11
votes

Need an elegant way to rollback Delta Lake to a previous version.

My current approach is listed below:

import io.delta.tables._

val deltaTable = DeltaTable.forPath(spark, testFolder)

spark.read.format("delta")
  .option("versionAsOf", 0)
  .load(testFolder)
  .write
  .mode("overwrite")
  .format("delta")
  .save(testFolder)

This is ugly though, as the whole data set need to be rewritten. It seems that some meta update would be sufficient and no data I/O should be necessary. Anyone knows a better approach for this?

5
I agree this is not an ideal solution, but given that overwriting a large data set with partitions could be expensive, this easy solution could be helpful.Fang Zhang

5 Answers

4
votes

Here is a brutal solution. It is not ideal, but given that overwriting a large data set with partitions could be expensive, this easy solution could be helpful.

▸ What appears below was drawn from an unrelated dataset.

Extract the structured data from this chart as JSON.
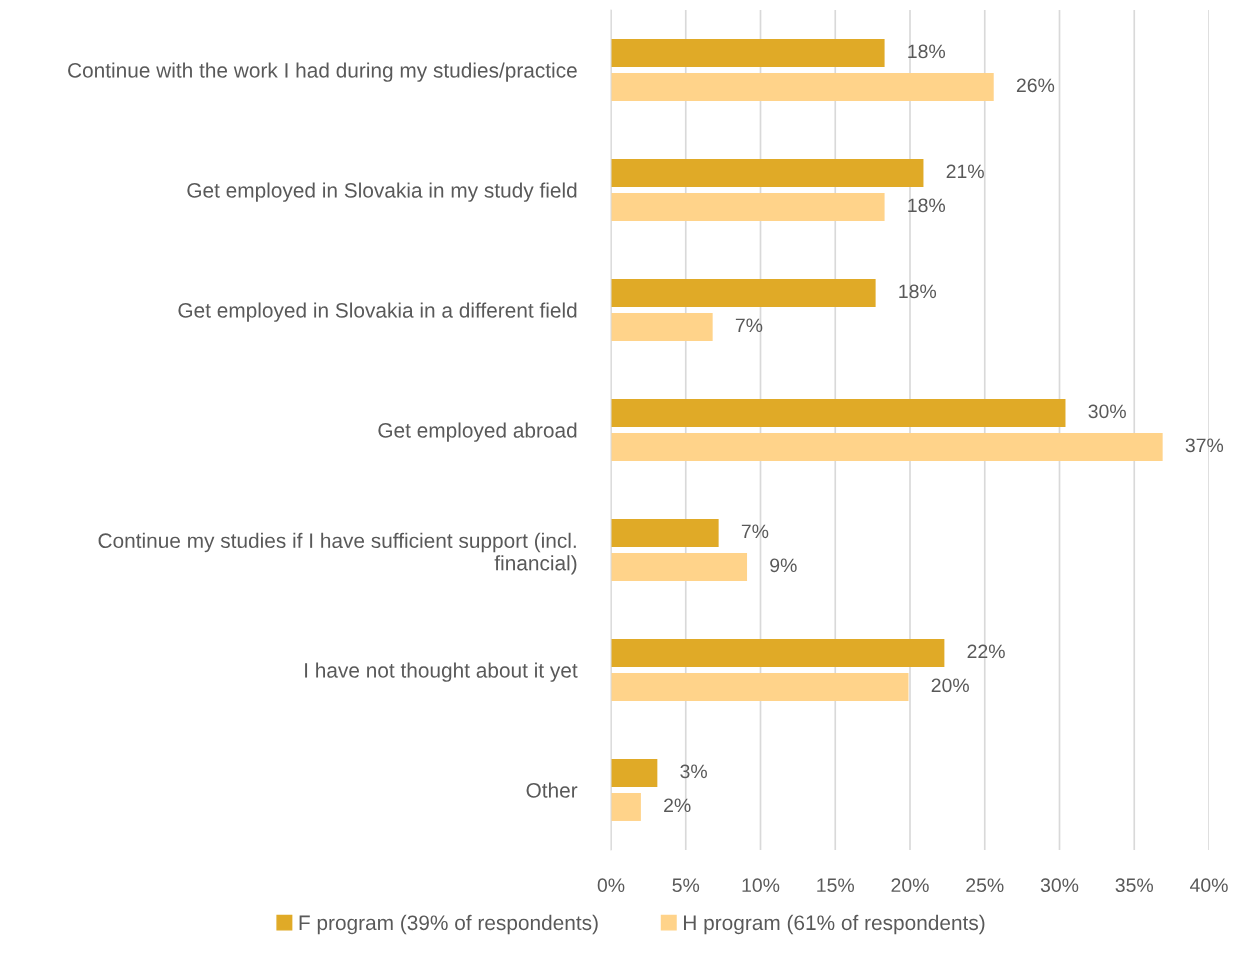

If you are not very sensitive to updates after the desired rollback time, simply remove all version files in _delta_log that are later than the rollback time. Unreferenced files could be released later using vacuum.

Another solution that preserves the full history is to 1) deltaTable.delete 2) Copy all logs up to the rollback sequentially (with increasing version number) to the end of the delete log file. This mimics the creation of the delta lake up to the rollback date. But it is surely not pretty.

4
votes

As of Delta Lake 0.7.0, you can rollback to an earlier version of your Delta Lake table using the RESTORE command. This is a much simpler way to use time travel to roll back your tables.

Scala:

import io.delta.tables._

val deltaTable = DeltaTable.forPath(spark, "/path/to/delta-table")

deltaTable.restoreToVersion(0)

Python:

from delta.tables import *

deltaTable = DeltaTable.forPath(spark, "/path/to/delta-table")

deltaTable.restoreToVersion(0)

SQL:

RESTORE TABLE delta.`/path/to/delta-table` TO VERSION AS OF 0

You can also use the restoreToTimestamp command if you'd prefer to do things that way instead. Read the documentation for more details.

2
votes

If your goal is to fix wrong data and you are not very sensitive to updates you can replace an interval of time.

 df.write
      .format("delta")
      .mode("overwrite")
      .option("replaceWhere", "date >= '2017-01-01' AND date <= '2017-01-31'")
      .save("/delta/events")
1
votes

You should use the time travel feature: https://databricks.com/blog/2019/02/04/introducing-delta-time-travel-for-large-scale-data-lakes.html

You read the data as at a timestamp:

val inputPath = "/path/to/my/table@20190101000000000"

And then overwrite the existing data with the "rolled back" version.

With regards to it being ugly, I'm not sure I can help. You could limit the data using partitioning. Or you could work out which records have changed and only overwrite them.

1
votes

I had faced similar kind of problem with Delta, where I had been calling multiple dml operations in 1 transaction. e.g. I have had a requirement of calling merge and then delete in 1 single transaction. So, in this case, either both of them have to be successful together or rollback the state if any of them fails.

To solve the problem, I had taken the back up of _delta_log (let's call it stable state) directory before transaction starts. If both the DML operations in the transaction are successful then discard the previous stable state and use the new state committed in _delta_log, in case if any of the dml operation fails then just replace the _delta_log directory with the stable state which you took the backup before starting the transaction. Once replaced with a stable state, then just run the vacuum to remove stale files that may have been created during the transaction.